To see this graphically, consider the following figure, also from Wikipedia:
Here, just regressing [math]y[/math] on [math]x[/math] would yield a negative estimate of [math]{\beta}[/math], but controlling for the groups represented by the blue and red lines (say, with a dummy variable for blue or one for red) would flip the sign of that estimate.
Why “Determinants of …” Papers are Problematic
The foregoing illustrates why “determinants of …” or “correlates of …” papers are problematic. By “determinants of…” papers, I mean papers that lack a research design, which simply regress an outcome of interest on a number of control variables, and often use causal language to tell stories about the association between various control variables (for without a research design, that is what they are) and the outcome of interest.
Don’t get me wrong; “determinants of …” papers can be useful. For example, if you are interested in looking at who adopts some treatment [math]D[/math], a linear projection of the treatment variable on a vector of controls can help uncover some useful correlations that can help target incentives for take-up of the treatment. For example, suppose you are interested in getting people to take a multivitamin every day and you find, using a “determinants of …” analysis, that less educated people tend not to take a multivitamin every day. In that case, the analysis can help you provide stronger incentives for less educated people to take a multivitamin (say, via promotion materials targeted at them, a monetary reward for doing so, etc.) But “determinants of …” papers become problematic when a causal interpretation is given to their results, and when those results become just-so stories.

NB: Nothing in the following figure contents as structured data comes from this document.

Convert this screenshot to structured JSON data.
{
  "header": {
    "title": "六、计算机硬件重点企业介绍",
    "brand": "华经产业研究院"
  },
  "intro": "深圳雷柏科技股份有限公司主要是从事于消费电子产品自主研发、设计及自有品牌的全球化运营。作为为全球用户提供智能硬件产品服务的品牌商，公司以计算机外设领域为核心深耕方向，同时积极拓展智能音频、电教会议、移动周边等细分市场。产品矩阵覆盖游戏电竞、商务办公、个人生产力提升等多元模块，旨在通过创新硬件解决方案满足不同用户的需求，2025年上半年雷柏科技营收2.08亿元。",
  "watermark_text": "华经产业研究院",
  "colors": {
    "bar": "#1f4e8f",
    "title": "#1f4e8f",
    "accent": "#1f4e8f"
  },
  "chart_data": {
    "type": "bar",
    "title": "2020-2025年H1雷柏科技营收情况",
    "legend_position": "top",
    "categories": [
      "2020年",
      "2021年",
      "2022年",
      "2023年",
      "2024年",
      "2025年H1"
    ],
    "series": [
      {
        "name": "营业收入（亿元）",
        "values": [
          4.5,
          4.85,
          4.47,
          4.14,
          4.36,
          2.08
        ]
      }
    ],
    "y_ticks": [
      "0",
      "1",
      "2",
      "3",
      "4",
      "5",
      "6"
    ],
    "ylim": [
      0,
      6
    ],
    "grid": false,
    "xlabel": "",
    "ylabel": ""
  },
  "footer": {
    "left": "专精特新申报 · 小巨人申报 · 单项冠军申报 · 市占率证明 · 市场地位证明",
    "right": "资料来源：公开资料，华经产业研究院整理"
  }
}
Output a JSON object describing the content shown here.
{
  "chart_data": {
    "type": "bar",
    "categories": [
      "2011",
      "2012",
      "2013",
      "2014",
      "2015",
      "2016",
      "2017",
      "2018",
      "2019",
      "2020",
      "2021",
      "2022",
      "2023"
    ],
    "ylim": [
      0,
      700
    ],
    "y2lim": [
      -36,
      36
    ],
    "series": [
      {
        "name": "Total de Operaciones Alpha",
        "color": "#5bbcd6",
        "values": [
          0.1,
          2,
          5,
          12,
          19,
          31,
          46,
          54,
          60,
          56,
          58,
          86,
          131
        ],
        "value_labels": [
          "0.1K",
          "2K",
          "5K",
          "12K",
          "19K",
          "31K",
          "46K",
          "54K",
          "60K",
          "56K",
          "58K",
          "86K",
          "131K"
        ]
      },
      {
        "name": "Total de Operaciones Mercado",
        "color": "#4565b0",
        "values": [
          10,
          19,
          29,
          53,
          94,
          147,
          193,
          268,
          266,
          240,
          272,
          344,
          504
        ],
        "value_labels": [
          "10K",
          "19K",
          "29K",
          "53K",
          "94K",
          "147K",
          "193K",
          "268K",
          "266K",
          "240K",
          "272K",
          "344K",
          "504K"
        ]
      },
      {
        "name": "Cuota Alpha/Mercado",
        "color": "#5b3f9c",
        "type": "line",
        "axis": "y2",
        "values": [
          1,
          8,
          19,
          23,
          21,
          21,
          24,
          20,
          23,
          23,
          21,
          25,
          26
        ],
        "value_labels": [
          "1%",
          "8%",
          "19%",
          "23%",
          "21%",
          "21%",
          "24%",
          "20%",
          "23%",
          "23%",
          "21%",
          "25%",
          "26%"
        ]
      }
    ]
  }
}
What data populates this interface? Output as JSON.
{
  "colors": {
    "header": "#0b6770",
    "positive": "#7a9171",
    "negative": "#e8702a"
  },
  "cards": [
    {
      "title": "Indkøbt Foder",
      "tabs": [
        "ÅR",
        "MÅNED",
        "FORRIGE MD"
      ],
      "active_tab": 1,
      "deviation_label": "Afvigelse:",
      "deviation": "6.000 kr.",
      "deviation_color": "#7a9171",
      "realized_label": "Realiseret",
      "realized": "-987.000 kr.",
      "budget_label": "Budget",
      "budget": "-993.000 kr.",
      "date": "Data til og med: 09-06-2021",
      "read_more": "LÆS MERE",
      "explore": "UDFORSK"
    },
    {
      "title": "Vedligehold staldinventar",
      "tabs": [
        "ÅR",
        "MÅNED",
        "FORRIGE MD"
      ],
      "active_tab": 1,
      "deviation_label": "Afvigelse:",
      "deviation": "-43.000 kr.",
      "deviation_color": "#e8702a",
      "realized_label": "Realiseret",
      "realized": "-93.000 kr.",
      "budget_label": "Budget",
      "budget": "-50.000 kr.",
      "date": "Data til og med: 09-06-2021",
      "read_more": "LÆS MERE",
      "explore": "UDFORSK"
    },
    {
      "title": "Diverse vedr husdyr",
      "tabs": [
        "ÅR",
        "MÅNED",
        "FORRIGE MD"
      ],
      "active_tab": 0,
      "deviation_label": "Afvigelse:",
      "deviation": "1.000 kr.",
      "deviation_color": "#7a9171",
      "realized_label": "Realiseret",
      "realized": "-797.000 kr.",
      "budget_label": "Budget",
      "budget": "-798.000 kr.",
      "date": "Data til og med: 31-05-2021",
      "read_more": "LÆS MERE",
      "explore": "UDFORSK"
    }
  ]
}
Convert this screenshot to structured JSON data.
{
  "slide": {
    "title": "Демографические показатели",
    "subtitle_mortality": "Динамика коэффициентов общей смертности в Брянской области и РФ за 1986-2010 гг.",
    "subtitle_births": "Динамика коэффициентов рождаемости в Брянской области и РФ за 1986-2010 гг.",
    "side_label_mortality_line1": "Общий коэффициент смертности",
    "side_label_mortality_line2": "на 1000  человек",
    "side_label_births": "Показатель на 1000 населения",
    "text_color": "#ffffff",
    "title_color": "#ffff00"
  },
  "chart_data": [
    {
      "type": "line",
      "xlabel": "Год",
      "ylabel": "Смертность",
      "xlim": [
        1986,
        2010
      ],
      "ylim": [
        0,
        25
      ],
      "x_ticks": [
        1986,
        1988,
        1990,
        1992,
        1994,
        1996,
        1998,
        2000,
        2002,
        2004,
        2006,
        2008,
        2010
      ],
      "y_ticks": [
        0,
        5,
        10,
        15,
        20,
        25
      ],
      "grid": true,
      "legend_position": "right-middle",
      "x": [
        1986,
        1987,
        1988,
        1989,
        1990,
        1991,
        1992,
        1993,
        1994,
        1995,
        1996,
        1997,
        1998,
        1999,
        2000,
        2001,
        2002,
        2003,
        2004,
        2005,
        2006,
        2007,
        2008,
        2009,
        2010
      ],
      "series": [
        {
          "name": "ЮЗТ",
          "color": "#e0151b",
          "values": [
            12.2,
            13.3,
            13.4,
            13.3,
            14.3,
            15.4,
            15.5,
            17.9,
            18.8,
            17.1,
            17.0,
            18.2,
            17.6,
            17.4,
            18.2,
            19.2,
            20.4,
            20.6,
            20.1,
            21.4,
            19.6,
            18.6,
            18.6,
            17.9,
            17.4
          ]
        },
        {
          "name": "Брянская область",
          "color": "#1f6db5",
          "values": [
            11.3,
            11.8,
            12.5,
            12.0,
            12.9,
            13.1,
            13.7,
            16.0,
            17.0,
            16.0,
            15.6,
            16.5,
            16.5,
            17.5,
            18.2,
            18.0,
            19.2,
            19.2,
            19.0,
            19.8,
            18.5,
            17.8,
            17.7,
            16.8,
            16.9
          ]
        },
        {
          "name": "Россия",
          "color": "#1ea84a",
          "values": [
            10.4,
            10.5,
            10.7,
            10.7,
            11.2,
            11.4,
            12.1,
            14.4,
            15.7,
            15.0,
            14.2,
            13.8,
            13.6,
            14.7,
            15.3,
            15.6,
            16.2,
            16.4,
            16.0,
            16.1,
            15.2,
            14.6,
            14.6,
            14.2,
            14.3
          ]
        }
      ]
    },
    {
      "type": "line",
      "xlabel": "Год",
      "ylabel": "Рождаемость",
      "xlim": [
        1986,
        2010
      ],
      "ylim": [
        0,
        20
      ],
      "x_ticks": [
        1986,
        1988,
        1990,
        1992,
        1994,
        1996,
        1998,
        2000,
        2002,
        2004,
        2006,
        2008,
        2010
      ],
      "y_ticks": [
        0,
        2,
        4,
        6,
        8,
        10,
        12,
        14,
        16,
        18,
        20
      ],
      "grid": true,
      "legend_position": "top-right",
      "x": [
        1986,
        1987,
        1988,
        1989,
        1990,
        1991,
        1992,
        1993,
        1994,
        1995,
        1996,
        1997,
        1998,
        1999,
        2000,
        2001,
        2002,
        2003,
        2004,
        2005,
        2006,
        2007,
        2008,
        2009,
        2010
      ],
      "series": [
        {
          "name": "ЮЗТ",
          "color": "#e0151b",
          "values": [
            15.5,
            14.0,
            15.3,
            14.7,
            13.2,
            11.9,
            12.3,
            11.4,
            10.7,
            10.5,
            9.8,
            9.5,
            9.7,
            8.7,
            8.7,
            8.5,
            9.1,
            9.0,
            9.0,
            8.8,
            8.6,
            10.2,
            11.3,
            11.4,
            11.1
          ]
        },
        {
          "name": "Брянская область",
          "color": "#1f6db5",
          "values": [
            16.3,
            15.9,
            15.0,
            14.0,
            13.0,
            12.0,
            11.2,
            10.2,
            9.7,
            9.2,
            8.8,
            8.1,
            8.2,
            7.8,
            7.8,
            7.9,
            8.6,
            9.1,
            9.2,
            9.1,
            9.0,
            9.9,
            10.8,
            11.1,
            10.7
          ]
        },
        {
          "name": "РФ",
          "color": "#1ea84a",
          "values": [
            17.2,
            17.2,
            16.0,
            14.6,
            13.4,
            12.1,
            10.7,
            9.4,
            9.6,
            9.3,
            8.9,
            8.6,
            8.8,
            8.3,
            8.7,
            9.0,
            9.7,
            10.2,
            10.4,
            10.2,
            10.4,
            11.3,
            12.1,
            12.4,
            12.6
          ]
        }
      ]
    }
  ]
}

With that said, if you have to write a “determinants of …” paper at some point, the key to minimizing the problem highlighted by Simpson’s paradox is to start from the most parsimonious specification you can think of (usually, just the outcome variable regressed on one variable of interest) and show progressively less parsimonious specifications, building it up to a full-blown specification that includes all the controls you want to include. In this case, if most of your coefficients remain stable as you add in or subtract out controls, then perhaps it is the case that Simpson’s paradox is not a big deal in the context you are looking at.
Alternatively, it is sometimes the case that a good descriptive analysis will yield insights that are similar if not better than a “determinants of …” analysis, or that the latter can supplement the former to form a better descriptive picture.
When Is Simpson’s Paradox Not an Issue?
Let’s take a look at the last sentence of the definition given above, viz.
The paradoxical elements disappear when causal relations are brought into consideration.
What does this means? It simply means that once you have a research design that allows identifying the causal relationship between [math]D[/math] and [math]y[/math], Simpson’s paradox is no longer an issue.
For example, suppose you have a research design wherein you randomly assign the value of [math]D[/math] to each individual in your sample and then observe [math]y[/math]. In that case, you could collect data on a number of controls [math]x[/math] and include them in a regression of [math]y[/math] on [math]D[/math], and the sign of your estimate of [math]{\gamma}[/math] would not change–the only thing that would happen would be that the standard error around your estimate of [math]{\gamma}[/math] would shrink, and your estimate would become more precise.